19 junio, 2024

Primicias de la política, empresariales y de la farandula

Luis Pérez promete crear Agencia Departamental de Minería Ancestral

@Luis_Perez_G

Luis Pérez: Es más fácil formalizar a un minero ancestral que perseguirlo toda la vida como si fuese un “delincuente”.

Luis Pérez, camino a la Gobernación de Antioquia presenta una serie de propuestas para transformar la industria minera en la región y garantizar un desarrollo sostenible.

Anunció la creación de La Agencia Departamental de Minería Ancestral, que tenga como función preservar los métodos tradicionales y culturales de la minería, apoyar la educación de las comunidades mineras ancestrales, y promover prácticas de minería sostenible y segura.

Asegura que la criminalización y persecución de los pequeños mineros ancestrales y tradicionales de Antioquia no puede ser el camino para acabar con la minería ilegal

Luis Pérez destaca también la urgencia de implementar un mecanismo que permita que el Banco de la República u otra entidad financiera adquiera directamente el oro producido por los mineros ancestrales.

Esta medida, contribuiría a la bancarización de esta actividad y proporcionará un marco legal y financiero más sólido para los mineros tradicionales.

Además, Luis Pérez anunció que solicitará al Gobierno Nacional la entrega de Áreas de Reserva Especial para la creación de cooperativas de mineros ancestrales.
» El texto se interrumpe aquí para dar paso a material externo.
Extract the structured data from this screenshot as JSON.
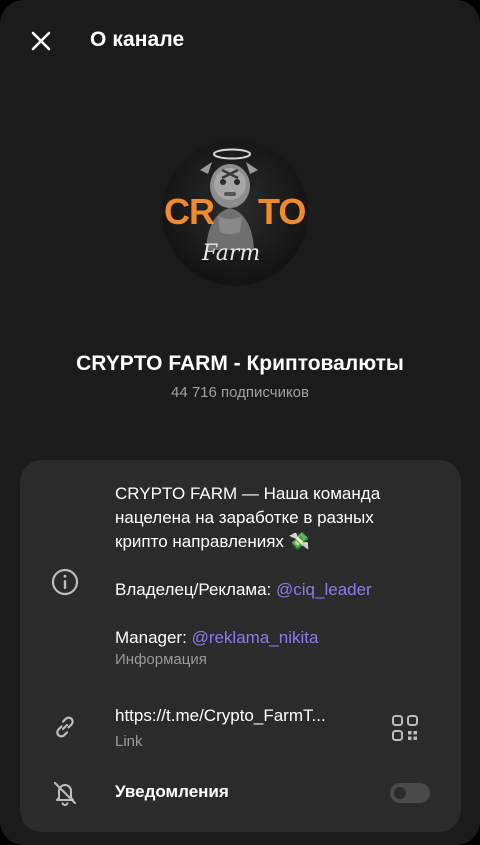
{
  "header": {
    "title": "О канале"
  },
  "channel": {
    "name": "CRYPTO FARM - Криптовалюты",
    "subscribers": "44 716 подписчиков",
    "avatar_logo_text": "CRYPTO Farm"
  },
  "info": {
    "description_lines": [
      "CRYPTO FARM — Наша команда",
      "нацелена на заработке в разных",
      "крипто направлениях 💸"
    ],
    "owner_label": "Владелец/Реклама:",
    "owner_mention": "@ciq_leader",
    "manager_label": "Manager:",
    "manager_mention": "@reklama_nikita",
    "section_label": "Информация"
  },
  "link": {
    "url": "https://t.me/Crypto_FarmT...",
    "label": "Link"
  },
  "notifications": {
    "label": "Уведомления",
    "enabled": false
  },
  "colors": {
    "background": "#1b1b1b",
    "card": "#2b2b2b",
    "accent_link": "#8a7cf0",
    "secondary_text": "#a0a0a0",
    "logo_orange": "#f08a2c"
  },
  "icons": {
    "close": "close-icon",
    "info": "info-icon",
    "link": "link-icon",
    "qr": "qr-code-icon",
    "notifications": "bell-off-icon"
  }
}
Este enfoque busca legalizar y dedicar estas áreas a la producción de oro, al tiempo que se compromete a defender el medio ambiente en colaboración con los mineros ancestrales.

Pérez subraya que proteger la descentralización de la minería y recuperar la totalidad de la delegación minera son elementos esenciales en la lucha contra la guerra silenciosa que afecta a Antioquia en relación con los mineros tradicionales. Argumentó que formalizar a los mineros ancestrales es una estrategia más efectiva que perseguirlos como si fueran delincuentes. 

Finalmente, revela que aproximadamente el 54% del oro extraído en Antioquia proviene de mineros no formalizados y se destina al mercado negro, lo que representa una pérdida de más de 800 mil millones de pesos en impuestos para el país.